The dead cause of action cannot rise like a phoenix. Similarly, a mere submission of representation to the competent authority does not arrest time. In Karnataka Power Corporation Ltd. through its Chairman and Managing Director vs. K. Thangappan and anr. (2006) 4 SCC 322, the Hon’ble Supreme Court took note of the factual position and laid down that when nearly for two decades the Respondent-workmen therein had remained silent mere making of representation could not justify a belated approach. 15. In the case of P.K. Ramachandran vs.
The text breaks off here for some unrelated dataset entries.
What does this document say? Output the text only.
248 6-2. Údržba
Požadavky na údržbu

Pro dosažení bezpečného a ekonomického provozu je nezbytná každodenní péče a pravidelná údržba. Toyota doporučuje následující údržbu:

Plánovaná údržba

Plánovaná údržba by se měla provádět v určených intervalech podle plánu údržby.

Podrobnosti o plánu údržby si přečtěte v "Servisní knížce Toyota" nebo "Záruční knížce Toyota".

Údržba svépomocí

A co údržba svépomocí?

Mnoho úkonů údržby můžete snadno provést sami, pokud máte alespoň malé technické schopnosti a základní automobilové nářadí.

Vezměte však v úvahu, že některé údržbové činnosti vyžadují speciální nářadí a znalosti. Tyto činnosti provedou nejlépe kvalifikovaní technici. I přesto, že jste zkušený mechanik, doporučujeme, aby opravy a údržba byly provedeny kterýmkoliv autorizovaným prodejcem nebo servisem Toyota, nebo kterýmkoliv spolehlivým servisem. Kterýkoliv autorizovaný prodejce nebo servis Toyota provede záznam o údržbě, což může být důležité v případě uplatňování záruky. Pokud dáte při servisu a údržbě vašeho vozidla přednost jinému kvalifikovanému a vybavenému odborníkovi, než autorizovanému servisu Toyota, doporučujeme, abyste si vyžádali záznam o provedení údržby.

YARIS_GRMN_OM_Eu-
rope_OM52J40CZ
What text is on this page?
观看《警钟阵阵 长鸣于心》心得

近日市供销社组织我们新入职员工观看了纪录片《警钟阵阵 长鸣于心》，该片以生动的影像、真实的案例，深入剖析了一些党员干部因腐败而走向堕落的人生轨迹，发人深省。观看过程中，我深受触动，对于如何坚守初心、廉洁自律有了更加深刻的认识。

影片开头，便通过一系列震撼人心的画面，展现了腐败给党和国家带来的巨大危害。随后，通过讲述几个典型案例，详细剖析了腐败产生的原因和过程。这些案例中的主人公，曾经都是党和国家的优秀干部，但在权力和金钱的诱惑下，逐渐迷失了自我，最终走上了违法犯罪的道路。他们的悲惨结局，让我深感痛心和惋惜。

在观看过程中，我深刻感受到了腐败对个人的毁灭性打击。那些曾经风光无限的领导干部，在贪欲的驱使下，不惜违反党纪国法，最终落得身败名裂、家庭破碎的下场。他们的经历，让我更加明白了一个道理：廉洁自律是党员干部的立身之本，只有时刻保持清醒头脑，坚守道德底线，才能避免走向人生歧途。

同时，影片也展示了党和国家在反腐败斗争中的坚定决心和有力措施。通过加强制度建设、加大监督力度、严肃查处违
State of Kerala and anr. ( AIR 1998 S.C. 2276 ), the Hon'ble Supreme Court has held that law of limitation may harshly affect a particular party but it has to be applied with all its rigour when the statute so prescribe and the Courts have no power to extend the period of limitation on equitable grounds. 16. As noticed above, the petitioner was appointed as Daily Rated Gangman in the year 1989 and he worked only for a period of 259 days when he was declared medically unfit. In compliance of the direction issued by the learned Tribunal dated 9.4.1999 in O.A. No.799 of 1998, the petitioner submitted a representation, which was rejected by the respondents. Subsequently, in view of order dated 5.2.2003 in O.J.C. No.4993 of 1999 passed by Orissa High Court, the petitioner submitted a fresh representation on 7.11.2003, which was rejected by order dated 21.4.2005. The petitioner thereafter approached the Tribunal in the year 2011, that is, after a lapse of six years. 17. In view of the authoritative pronouncement of the Hon'ble Supreme Court, we do not find any reason, warranting interference with the order of the learned Tribunal. The writ petition is, accordingly, dismissed.